Independent media coverage has also been curtailed by measures such as the Hong Kong police restricting access for certain media outlets. International journalists attempting to join critical media organizations have been denied visas. Civil society, too, is heavily affected, especially those engaged in advocacy. Civil society organizations are rethinking their ties with international actors, and the German Naumann Foundation has closed its office due to security concerns for its staff. 

Dim prospects 

The relative tranquility on the surface should not be taken as a sign of support for the new law, as further conflict may be fomenting beneath.

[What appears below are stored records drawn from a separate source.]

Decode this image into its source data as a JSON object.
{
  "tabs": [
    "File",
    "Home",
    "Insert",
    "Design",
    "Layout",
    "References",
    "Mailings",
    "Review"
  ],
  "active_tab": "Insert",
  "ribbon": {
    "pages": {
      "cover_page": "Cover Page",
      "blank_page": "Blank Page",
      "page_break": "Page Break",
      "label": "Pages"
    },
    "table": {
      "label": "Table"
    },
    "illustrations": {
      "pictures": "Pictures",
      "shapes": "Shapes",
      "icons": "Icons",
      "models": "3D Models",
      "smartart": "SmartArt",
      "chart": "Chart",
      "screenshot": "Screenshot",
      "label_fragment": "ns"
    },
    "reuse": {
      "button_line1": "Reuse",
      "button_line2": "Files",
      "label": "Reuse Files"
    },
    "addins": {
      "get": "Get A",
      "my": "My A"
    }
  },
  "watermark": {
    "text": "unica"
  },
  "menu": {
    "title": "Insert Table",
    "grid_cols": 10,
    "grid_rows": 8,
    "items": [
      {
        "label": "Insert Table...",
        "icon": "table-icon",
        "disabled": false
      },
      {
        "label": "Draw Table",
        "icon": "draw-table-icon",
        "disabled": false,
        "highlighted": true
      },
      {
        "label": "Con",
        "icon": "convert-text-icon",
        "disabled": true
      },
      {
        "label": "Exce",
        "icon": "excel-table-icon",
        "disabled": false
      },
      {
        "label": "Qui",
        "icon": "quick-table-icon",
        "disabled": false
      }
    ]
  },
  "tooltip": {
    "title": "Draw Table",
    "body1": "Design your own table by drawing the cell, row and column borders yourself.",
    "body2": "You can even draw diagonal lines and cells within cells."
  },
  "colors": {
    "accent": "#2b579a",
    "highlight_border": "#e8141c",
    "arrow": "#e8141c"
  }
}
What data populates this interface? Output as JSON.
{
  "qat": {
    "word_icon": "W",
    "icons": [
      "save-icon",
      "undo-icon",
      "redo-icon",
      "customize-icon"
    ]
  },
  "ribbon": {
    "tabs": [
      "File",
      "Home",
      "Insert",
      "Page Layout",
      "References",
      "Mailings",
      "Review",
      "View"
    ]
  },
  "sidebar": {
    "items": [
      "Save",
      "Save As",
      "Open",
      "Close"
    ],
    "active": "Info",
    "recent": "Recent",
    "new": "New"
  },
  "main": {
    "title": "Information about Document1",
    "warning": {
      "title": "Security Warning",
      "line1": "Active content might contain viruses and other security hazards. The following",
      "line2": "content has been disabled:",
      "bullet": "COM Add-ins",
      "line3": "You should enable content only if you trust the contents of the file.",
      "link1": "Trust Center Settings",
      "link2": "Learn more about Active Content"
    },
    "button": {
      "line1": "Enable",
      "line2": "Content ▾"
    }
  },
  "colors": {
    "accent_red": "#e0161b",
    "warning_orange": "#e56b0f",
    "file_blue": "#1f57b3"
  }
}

Despite risks posed by the HKNSL, there has been substantial and sustained pushback over the past months. People have still come out to protest, civil society organizations and professional organizations from the education, media and legal sectors have issued multiple statements pointing out issues and challenging the measures outlined above. 

This has been well noted by the party leadership. On Chinese National Day, Luo Huining, Beijing’s chief representative in the city, reminded Hongkongers, that “patriotism is not a choice, but a duty”. In the Chinese leadership’s definition, loving the country is inseparable from loving the Chinese Communist Party and supporting its hold on power. He called for students and civil servants to be the first to receive patriotic education. But hopes that the government can remold people’s minds and instill patriotic fervor in Hong Kongers with education alone are unrealistic. Identification as a Chinese has fallen to a low point over the past decade, especially in younger demographics. – Beijing’s increasingly authoritarian approach has broadened the divide for young Hongkongers brought up in a liberal environment. It is a gap that will be hard to bridge. 

Beijing is keenly aware of potential sources of resistance and is far from trusting that the HKNSL alone is sufficient for maintaining order. For, in its eyes, Hong Kong is another source of potential trouble at China’s periphery, just like Xinjiang, Tibet and now again Inner Mongolia. Emboldened by its success in introducing the law top-down, it has an appetite for more. Work on “complimentary” laws to support the implementation of national security has already begun.  

Prospects remain dim for Hongkongers that long for a greater degree of political freedom. Governments, academics, and civil society organizations accross the world need to maintain monitoring of both the attempts to protect existing freedoms and further restrictions thereon. They need to let Beijing know they are still watching closely – and willing to act on what they see.